Symbolic, language-using intelligence can only arise in response to a need for individually adaptive specialization facilitating teamwork and competition in the pursuit of an unpredictable set of tasks and in the context of social groups.  There is no other context which requires it.

A fundamental requirement of sentience is motivated action in the context of a rich, only partially predictable environment with incomplete information and limited ability to act.  There is no other situation which requires qualia, which I take to be the organization of complex sensory information in a way that recognizes opportunities to act effectively combined with a motivation to act effectively.

Therefore if we suppose that any general artificial intelligence is sentient and capable of understanding and producing language, then we suppose that it has a reason for using language.  This means that it uses language in a motivated way to act effectively.

Any context not capable of provoking language use is not capable of provoking sentient, symbolic thought.  Any environment capable of provoking language use has an adaptive niche for liars.

If a motivated social creature has operative goals that have required it to develop the ability to use language to facilitate its strategies, and the specific strategies that language facilitates include both cooperation and competition, then it has necessarily developed both the ability to lie, and the ability to anticipate and protect itself from lying by others.

Lying here is just a more specific case of defection:  Any context capable of producing creatures that can cooperate in any way has an adaptive niche for defectors. Therefore a creature in any environment capable of producing social behavior has also developed a general capability to defect, and to anticipate and protect itself from the defection of others.

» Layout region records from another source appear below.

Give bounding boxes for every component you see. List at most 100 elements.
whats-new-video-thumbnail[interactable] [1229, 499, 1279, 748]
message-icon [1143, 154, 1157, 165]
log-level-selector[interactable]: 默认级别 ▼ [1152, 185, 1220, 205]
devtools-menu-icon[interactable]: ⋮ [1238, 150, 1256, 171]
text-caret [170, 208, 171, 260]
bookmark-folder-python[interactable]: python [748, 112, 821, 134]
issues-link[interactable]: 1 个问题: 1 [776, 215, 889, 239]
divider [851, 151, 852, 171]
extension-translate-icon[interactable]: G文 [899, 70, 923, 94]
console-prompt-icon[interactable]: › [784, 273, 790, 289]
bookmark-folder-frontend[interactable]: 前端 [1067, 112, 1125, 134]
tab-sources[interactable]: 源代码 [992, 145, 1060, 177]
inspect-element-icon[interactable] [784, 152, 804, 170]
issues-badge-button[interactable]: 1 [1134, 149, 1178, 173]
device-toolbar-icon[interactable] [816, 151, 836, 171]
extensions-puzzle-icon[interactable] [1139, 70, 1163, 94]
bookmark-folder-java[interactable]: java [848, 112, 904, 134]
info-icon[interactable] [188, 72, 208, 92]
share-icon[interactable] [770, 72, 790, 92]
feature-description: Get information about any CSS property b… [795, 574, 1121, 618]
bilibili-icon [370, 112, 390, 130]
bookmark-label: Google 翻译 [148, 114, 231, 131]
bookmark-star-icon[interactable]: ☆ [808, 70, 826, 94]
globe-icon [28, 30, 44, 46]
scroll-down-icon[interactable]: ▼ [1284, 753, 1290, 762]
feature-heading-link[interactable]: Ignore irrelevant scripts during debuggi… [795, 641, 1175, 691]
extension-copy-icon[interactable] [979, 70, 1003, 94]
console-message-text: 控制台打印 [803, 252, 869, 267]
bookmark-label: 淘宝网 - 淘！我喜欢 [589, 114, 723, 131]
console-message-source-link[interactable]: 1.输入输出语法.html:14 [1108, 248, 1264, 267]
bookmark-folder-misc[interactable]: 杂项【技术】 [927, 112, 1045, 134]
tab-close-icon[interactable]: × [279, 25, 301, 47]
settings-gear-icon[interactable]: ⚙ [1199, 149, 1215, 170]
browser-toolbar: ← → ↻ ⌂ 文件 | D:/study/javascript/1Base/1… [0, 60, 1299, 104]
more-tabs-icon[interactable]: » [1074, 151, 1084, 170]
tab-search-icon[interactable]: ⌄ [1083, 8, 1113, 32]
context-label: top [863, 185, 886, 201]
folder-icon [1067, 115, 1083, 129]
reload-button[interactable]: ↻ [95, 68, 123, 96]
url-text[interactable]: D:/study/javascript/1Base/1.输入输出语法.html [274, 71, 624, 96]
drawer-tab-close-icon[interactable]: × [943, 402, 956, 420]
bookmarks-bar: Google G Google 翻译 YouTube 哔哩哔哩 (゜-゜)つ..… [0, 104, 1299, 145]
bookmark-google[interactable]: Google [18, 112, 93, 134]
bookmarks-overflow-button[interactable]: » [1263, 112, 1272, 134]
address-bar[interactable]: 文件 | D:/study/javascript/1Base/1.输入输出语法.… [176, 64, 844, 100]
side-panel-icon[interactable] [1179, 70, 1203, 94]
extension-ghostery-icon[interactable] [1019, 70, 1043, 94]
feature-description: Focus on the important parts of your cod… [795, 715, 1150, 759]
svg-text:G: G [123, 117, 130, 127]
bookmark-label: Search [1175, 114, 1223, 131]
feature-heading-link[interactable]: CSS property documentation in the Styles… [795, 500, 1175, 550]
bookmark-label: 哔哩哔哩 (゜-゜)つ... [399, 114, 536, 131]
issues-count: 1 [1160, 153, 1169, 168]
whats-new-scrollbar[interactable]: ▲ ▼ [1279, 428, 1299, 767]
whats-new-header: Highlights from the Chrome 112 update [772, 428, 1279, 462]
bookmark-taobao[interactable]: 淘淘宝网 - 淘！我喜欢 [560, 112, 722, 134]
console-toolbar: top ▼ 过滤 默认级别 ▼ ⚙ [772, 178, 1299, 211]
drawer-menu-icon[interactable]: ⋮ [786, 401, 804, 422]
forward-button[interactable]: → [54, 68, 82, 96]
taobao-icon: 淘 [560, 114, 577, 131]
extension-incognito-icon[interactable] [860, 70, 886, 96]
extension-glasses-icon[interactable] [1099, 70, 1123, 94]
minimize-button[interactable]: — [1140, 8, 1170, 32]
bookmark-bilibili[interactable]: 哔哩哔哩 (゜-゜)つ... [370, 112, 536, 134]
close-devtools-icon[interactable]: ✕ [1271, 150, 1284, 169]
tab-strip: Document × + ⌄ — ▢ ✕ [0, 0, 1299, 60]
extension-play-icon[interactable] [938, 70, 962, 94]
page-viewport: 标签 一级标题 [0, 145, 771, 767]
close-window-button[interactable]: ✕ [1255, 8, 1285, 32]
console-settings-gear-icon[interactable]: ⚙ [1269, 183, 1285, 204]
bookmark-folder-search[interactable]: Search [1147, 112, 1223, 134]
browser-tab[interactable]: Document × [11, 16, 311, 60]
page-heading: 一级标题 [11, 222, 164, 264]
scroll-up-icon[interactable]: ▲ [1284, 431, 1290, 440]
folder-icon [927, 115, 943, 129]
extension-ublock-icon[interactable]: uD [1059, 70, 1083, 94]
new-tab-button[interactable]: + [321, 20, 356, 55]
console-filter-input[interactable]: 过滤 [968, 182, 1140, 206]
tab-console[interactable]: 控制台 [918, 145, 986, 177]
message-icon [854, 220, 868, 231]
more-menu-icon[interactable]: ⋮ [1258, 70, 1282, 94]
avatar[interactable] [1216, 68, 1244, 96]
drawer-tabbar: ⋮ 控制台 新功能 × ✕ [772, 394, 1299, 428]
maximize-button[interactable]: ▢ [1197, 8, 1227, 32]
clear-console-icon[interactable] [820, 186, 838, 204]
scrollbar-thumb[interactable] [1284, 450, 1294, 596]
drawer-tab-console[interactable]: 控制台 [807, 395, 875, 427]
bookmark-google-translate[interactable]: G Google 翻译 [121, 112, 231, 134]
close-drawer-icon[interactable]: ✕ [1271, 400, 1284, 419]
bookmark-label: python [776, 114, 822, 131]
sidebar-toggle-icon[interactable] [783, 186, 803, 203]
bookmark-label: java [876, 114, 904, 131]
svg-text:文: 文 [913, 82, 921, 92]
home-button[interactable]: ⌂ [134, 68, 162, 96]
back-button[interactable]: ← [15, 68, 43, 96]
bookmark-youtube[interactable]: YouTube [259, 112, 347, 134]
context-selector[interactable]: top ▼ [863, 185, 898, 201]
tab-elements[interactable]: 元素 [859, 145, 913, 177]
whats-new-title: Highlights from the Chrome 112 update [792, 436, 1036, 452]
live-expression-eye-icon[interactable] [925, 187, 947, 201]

The value of being able to defect, in a social context where no one else is capable of defection or even understands that it is possible, is huge.  Any capable defector that arises will have a clear advantage.  In a context containing defectors, there is an adaptive requirement for the ability to mistrust others, suspect them of defection, and take steps to protect oneself from defection.  Therefore a context capable of producing an artificial general intelligence can be populated only with creatures capable of performing, suspecting, anticipating, and protecting themselves against defection.  Indeed, this is a fundamental requirement to understand what defection (unfriendly behavior) and cooperation (friendly behavior) are.

About such creatures no general proof of friendliness may exist.

The horns of the trilemma are these:  Either a context gives rise to no general intelligences whatsoever, or it gives rise to social, sentient general intelligences capable of both friendly and unfriendly behavior, or it gives rise to asocial general intelligences which may or may not be sentient, but which have no concept of what friendly behavior is nor motivation to care about it.

This latter category, when they occur among humans, we refer to as sociopaths. Even if trying to follow our instructions or maximize a utility function, if they have no concept of what friendly behavior is or why we wrote the function that way, we should not expect robust friendly behavior nor expect that they will maximize the function in a way that actually produces value.